In separate incidents in 2009, a skier and a dog fell into mine shafts, according to a report to the Park City Council. Both survived.
Park City is almost entirely private land rather than national forest, like many Utah ski areas and was pock-marked with tunnels and shafts during boom years in the late 1800s and early 1900s , said City Councilwoman Liza Simpson.
"The mining claims map of Park City looks like a dozen drunk monkeys trying to put together a puzzle," she said. "Shafts and tunnels are all over the place."
According to the new ordinance, large property owners must "abate or close" mine hazards. If the owner fails to take action, the city can cap the tunnel or shaft and recover costs from the property owner.
The move comes as Deer Valley and Park City Mountain Resort have expanded skiing terrain. In addition, Park City has become a summer destination with hundreds of miles of hiking and biking trails.
"The likelihood that someone would fall into a shaft isn't that great," said Mayor Dana Williams. "But we do have hundreds of miles of tunnels under the city."

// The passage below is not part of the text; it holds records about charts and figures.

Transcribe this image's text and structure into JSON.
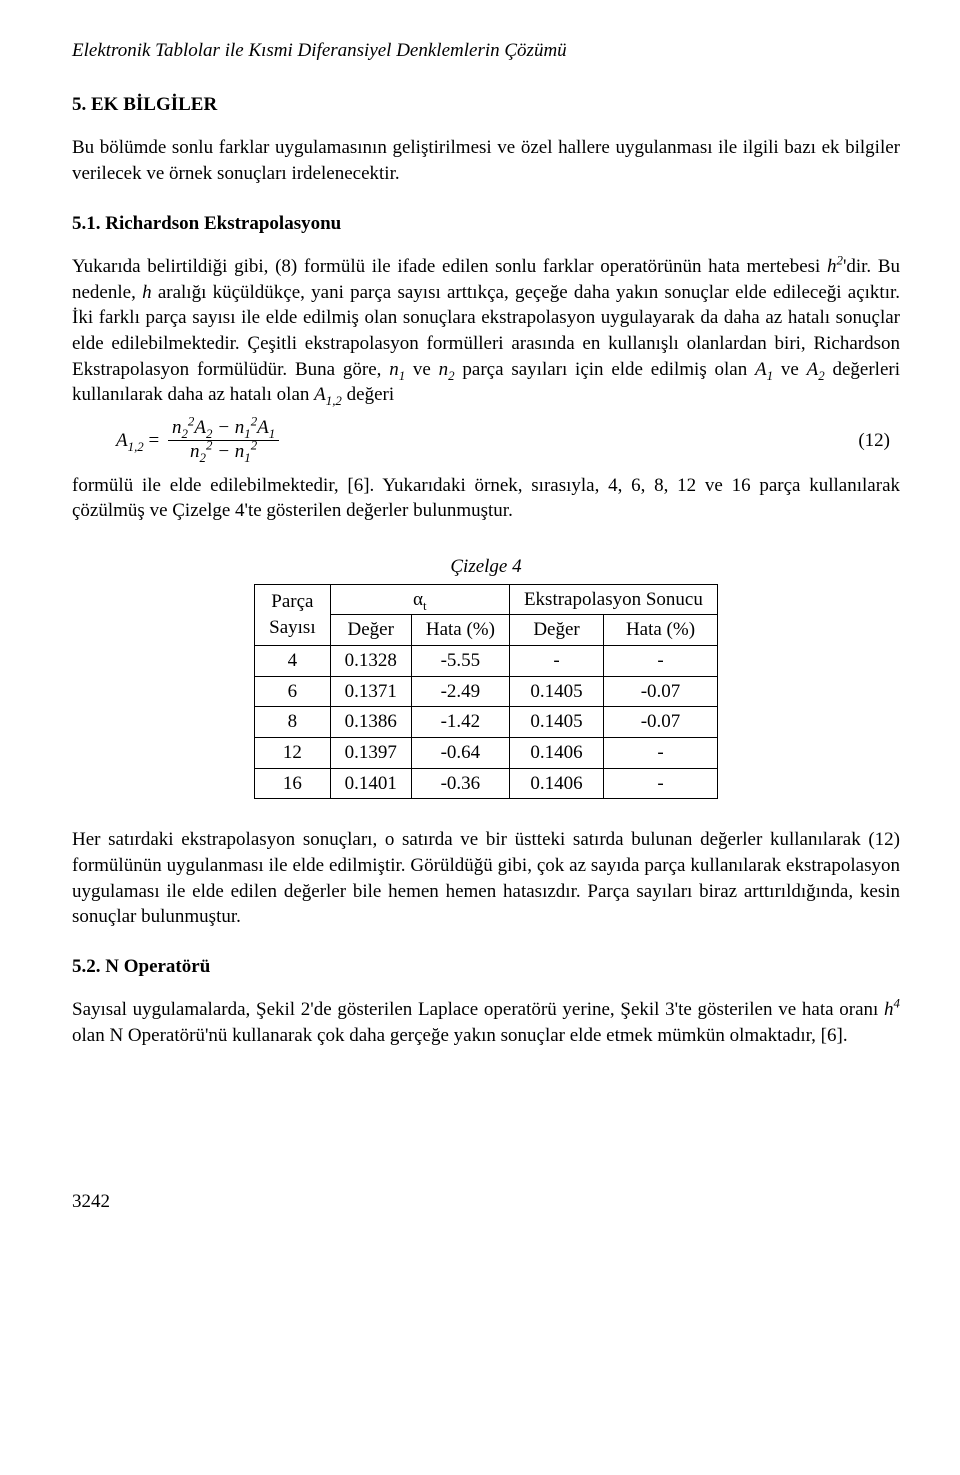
{
  "header": "Elektronik Tablolar ile Kısmi Diferansiyel Denklemlerin Çözümü",
  "section5": {
    "title": "5. EK BİLGİLER",
    "intro": "Bu bölümde sonlu farklar uygulamasının geliştirilmesi ve özel hallere uygulanması ile ilgili bazı ek bilgiler verilecek ve örnek sonuçları irdelenecektir."
  },
  "section51": {
    "title": "5.1. Richardson Ekstrapolasyonu",
    "p1a": "Yukarıda belirtildiği gibi, (8) formülü ile ifade edilen sonlu farklar operatörünün hata mertebesi ",
    "p1b": "'dir. Bu nedenle, ",
    "p1c": " aralığı küçüldükçe, yani parça sayısı arttıkça, geçeğe daha yakın sonuçlar elde edileceği açıktır. İki farklı parça sayısı ile elde edilmiş olan sonuçlara ekstrapolasyon uygulayarak da daha az hatalı sonuçlar elde edilebilmektedir. Çeşitli ekstrapolasyon formülleri arasında en kullanışlı olanlardan biri, Richardson Ekstrapolasyon formülüdür. Buna göre, ",
    "p1d": " ve ",
    "p1e": " parça sayıları için elde edilmiş olan ",
    "p1f": " ve ",
    "p1g": " değerleri kullanılarak daha az hatalı olan ",
    "p1h": " değeri",
    "eq_lhs": "A",
    "eq_lhs_sub": "1,2",
    "eq_num": "(12)",
    "p2a": "formülü ile elde edilebilmektedir, [6]. Yukarıdaki örnek, sırasıyla, 4, 6, 8, 12 ve 16 parça kullanılarak çözülmüş ve Çizelge 4'te gösterilen değerler bulunmuştur."
  },
  "table4": {
    "caption": "Çizelge 4",
    "head_parca1": "Parça",
    "head_parca2": "Sayısı",
    "head_alpha": "αt",
    "head_ext": "Ekstrapolasyon Sonucu",
    "col_deger": "Değer",
    "col_hata": "Hata (%)",
    "rows": [
      {
        "n": "4",
        "v": "0.1328",
        "e": "-5.55",
        "xv": "-",
        "xe": "-"
      },
      {
        "n": "6",
        "v": "0.1371",
        "e": "-2.49",
        "xv": "0.1405",
        "xe": "-0.07"
      },
      {
        "n": "8",
        "v": "0.1386",
        "e": "-1.42",
        "xv": "0.1405",
        "xe": "-0.07"
      },
      {
        "n": "12",
        "v": "0.1397",
        "e": "-0.64",
        "xv": "0.1406",
        "xe": "-"
      },
      {
        "n": "16",
        "v": "0.1401",
        "e": "-0.36",
        "xv": "0.1406",
        "xe": "-"
      }
    ]
  },
  "after_table": "Her satırdaki ekstrapolasyon sonuçları, o satırda ve bir üstteki satırda bulunan değerler kullanılarak (12) formülünün uygulanması ile elde edilmiştir. Görüldüğü gibi, çok az sayıda parça kullanılarak ekstrapolasyon uygulaması ile elde edilen değerler bile hemen hemen hatasızdır. Parça sayıları biraz arttırıldığında, kesin sonuçlar bulunmuştur.",
  "section52": {
    "title": "5.2. N Operatörü",
    "p1a": "Sayısal uygulamalarda, Şekil 2'de gösterilen Laplace operatörü yerine, Şekil 3'te gösterilen ve hata oranı ",
    "p1b": " olan N Operatörü'nü kullanarak çok daha gerçeğe yakın sonuçlar elde etmek mümkün olmaktadır, [6]."
  },
  "page_number": "3242"
}
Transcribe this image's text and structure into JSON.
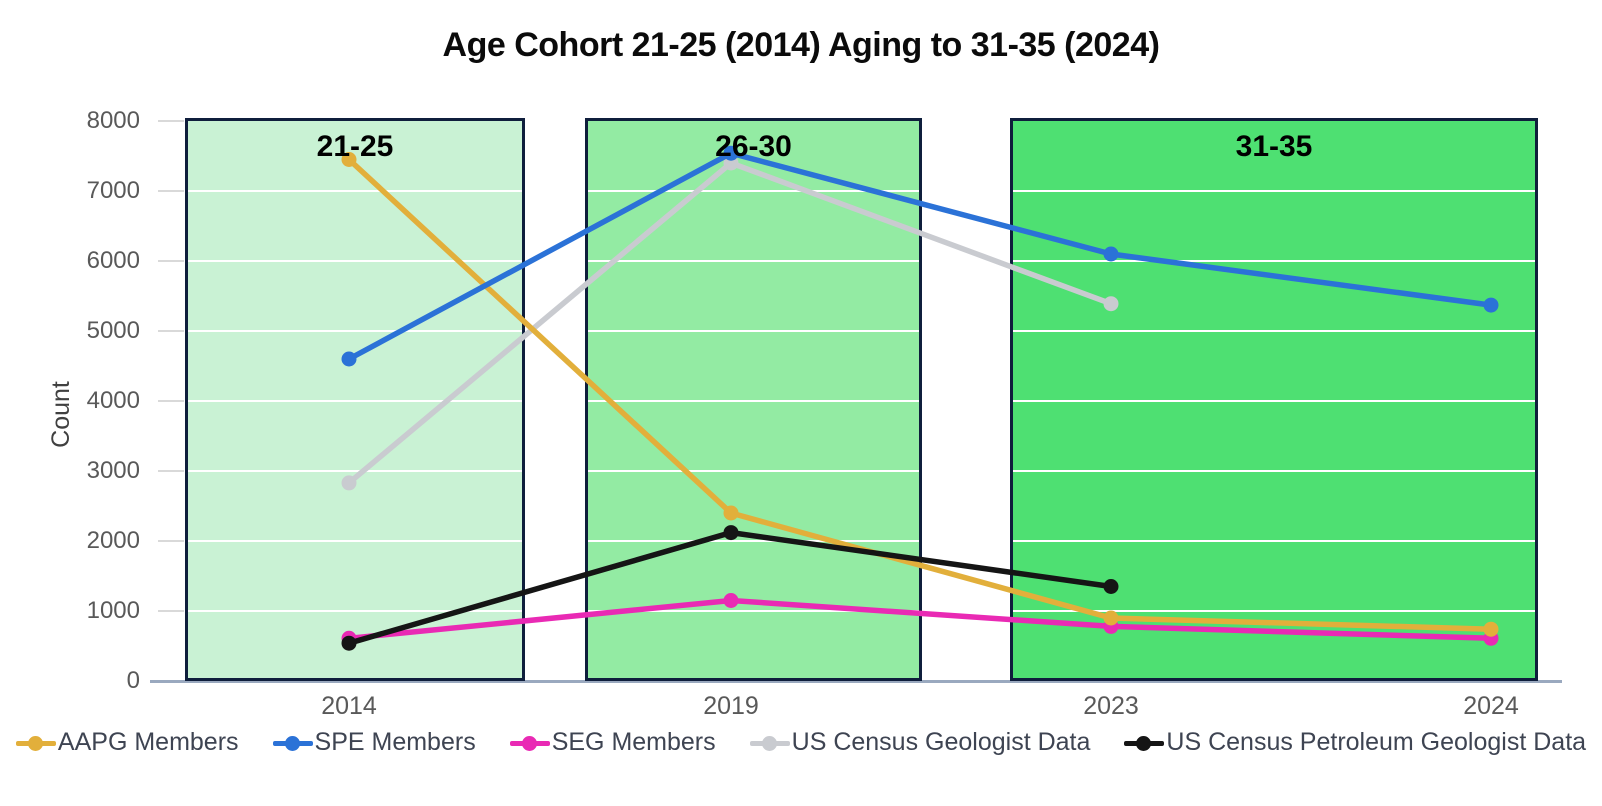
{
  "chart_data": {
    "type": "line",
    "title": "Age Cohort 21-25 (2014) Aging to 31-35 (2024)",
    "ylabel": "Count",
    "xlabel": "",
    "ylim": [
      0,
      8000
    ],
    "ytick_step": 1000,
    "ytick_labels": [
      "0",
      "1000",
      "2000",
      "3000",
      "4000",
      "5000",
      "6000",
      "7000",
      "8000"
    ],
    "categories": [
      "2014",
      "2019",
      "2023",
      "2024"
    ],
    "series": [
      {
        "name": "AAPG Members",
        "color": "#E2AF3B",
        "values": [
          7450,
          2400,
          900,
          740
        ]
      },
      {
        "name": "SPE Members",
        "color": "#2B72D7",
        "values": [
          4600,
          7540,
          6100,
          5370
        ]
      },
      {
        "name": "SEG Members",
        "color": "#E92AB4",
        "values": [
          610,
          1150,
          780,
          610
        ]
      },
      {
        "name": "US Census Geologist Data",
        "color": "#C9CBD0",
        "values": [
          2830,
          7400,
          5390,
          null
        ]
      },
      {
        "name": "US Census Petroleum Geologist Data",
        "color": "#151515",
        "values": [
          540,
          2120,
          1350,
          null
        ]
      }
    ],
    "bands": [
      {
        "label": "21-25",
        "fill": "#C9F2D4",
        "covers": [
          "2014"
        ]
      },
      {
        "label": "26-30",
        "fill": "#93EBA3",
        "covers": [
          "2019"
        ]
      },
      {
        "label": "31-35",
        "fill": "#4EE072",
        "covers": [
          "2023",
          "2024"
        ]
      }
    ],
    "band_border_color": "#0F1E3C",
    "gridline_color": "#FFFFFF",
    "axis_line_color": "#9AA9BF",
    "tick_label_color": "#595959",
    "legend_position": "bottom",
    "grid": true
  }
}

The ordinance is aimed at property owners with 10 or more acres.
The Utah Division of Oil, Gas and Mining has closed some mine sites in Park City with consent of property owners, according to the report by Joan Card, the city's manager of environmental regulatory affairs. But other property owners have not consented to the state's efforts.
The ordinance requires land owners to conduct a search for mine hazards by Nov. 1, 2012, and submit an inventory and mitigation plan to Park City by Dec. 1, 2012. Closure of mine hazards must be completed by Dec. 1, 2015.
"We're not dictating the way they get mitigated," Simpson said. "They just need to be sealed so the random person can't wander in or fall in."
United Park City Mines and Deer Valley resort are among the large property owners in Park City. Officials of those resorts could not be reached for comment Wednesday.